Но я уже не знал, что хорошо, а что нет, уже другая сила управляла мной. Подсознательно я чувствовал: моя нежность, страсть не захватывают ее, не передаются ей, она мертвая, чужая, это только натиск, который она терпит, но в конце концов оттолкнет, убежит… А может, и хуже. Может, и оскорбит меня. Но я уже ничего не мог с собой поделать.

Она не оттолкнула. Она была безучастна и странно податлива.

— Что ты творишь? — тихо и как-то обреченно сказала она. — Ты же не любишь меня.

— Люблю, — счастливо, уверенно не то прошептал, не то выкрикнул я.

Я много раз потом наново переживал, словно бы проигрывал тот вечер, стараясь не забыть ничего. Я спрашивал себя: врал я тогда или нет? Нет, в моем таком поспешном, легко сорвавшемся с языка ответе была все-таки правда.

Запомнились мне с детства строчки: «Часто говорят люблю те, которые не знают, сколько букв от Л до Ю».

Я произносил это слово чрезвычайно редко. Слово это не было расхожим для нашего поколения. Наша жизнь была с детства так организована в раздельных женско-мужских школах, что этой самой любви будто и не существовало. А если и существовала, то в каком-то особом виде, скорее всего в виде дружбы и товарищества, отличной учебы и взаимовыручки, а также в виде совместных женско-мужских бальных танцев.

Мы приходили в соседнюю 613-ю школу чинной группкой, поднимались маршами мраморных лестниц, и на нас с любопытством смотрели сотни девчачьих глаз; девчонки подхихикивали, будто мы были существа не только другого пола, но и с другой планеты.

Это любопытная вещь: на улице, во дворах, где мы жили, мы встречались с этими девчонками неоднократно, трепались, шутили, а когда приходили в их школу как бы официальной делегацией, то становились уже не мальчишками и девчонками, а представителями двух замкнутых мирков и смотрели друг на друга по-новому, будто в первый раз видели.

Потом торжественный падекатр, салонный падепатинер и, наконец, вихревая мазурка объединяли нас.
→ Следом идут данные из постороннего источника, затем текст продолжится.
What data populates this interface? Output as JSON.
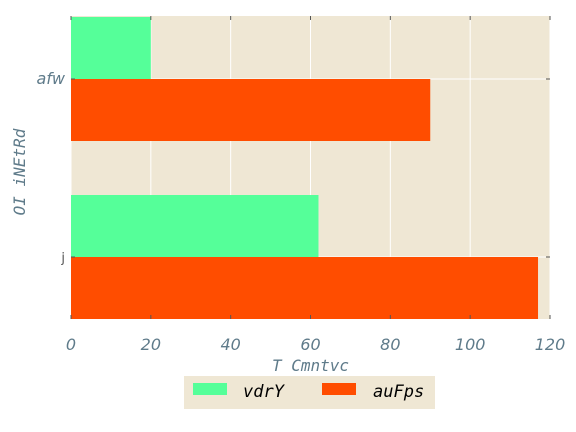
{
  "chart_data": {
    "type": "bar",
    "orientation": "horizontal",
    "categories": [
      "afw",
      "j"
    ],
    "series": [
      {
        "name": "vdrY",
        "color": "#55ff99",
        "values": [
          20,
          62
        ]
      },
      {
        "name": "auFps",
        "color": "#ff4d00",
        "values": [
          90,
          117
        ]
      }
    ],
    "xlabel": "T Cmntvc",
    "ylabel": "OI iNEtRd",
    "xlim": [
      0,
      120
    ],
    "xticks": [
      "0",
      "20",
      "40",
      "60",
      "80",
      "100",
      "120"
    ],
    "grid": true,
    "legend_position": "bottom-center",
    "background_color": "#efe7d4"
  }
}
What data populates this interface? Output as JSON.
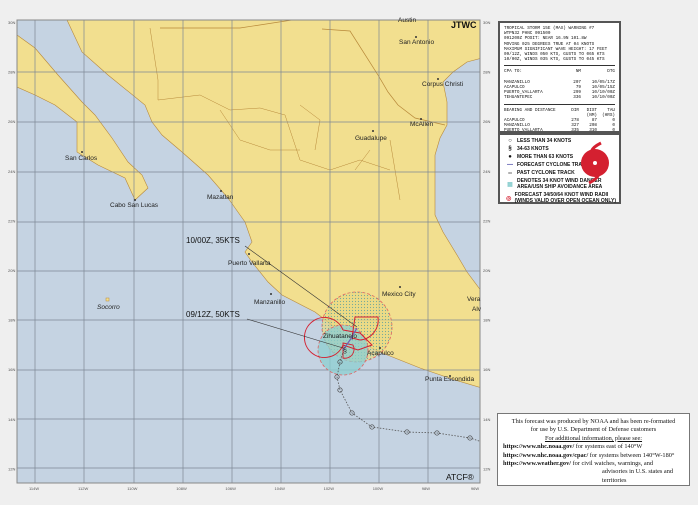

Мы протягивали друг другу руки, влагали в теплые ладони свои трепещущие пальцы. Ход раздельного обучения как бы мгновенно нарушался. В шелестении торжественных бесполых танцев мы чувствовали вдруг смутную тайну пола.

Мы важно танцевали под чужой ритм. А популярные в те времена ритмы звучали дома, в комнатах коммунальных квартир, эти мелодии слетали, задыхаясь, с тоненьких кругляшей пленки, с самодельных пластинок, которые продавали в подъездах странные типы в кепочках-малокозырках с продольной полосой, в ботинках на толстом каучуке, типов этих обычно звали Бобами, Джонами, Григами. На самом деле они были Борьками, Иванами или Гришками.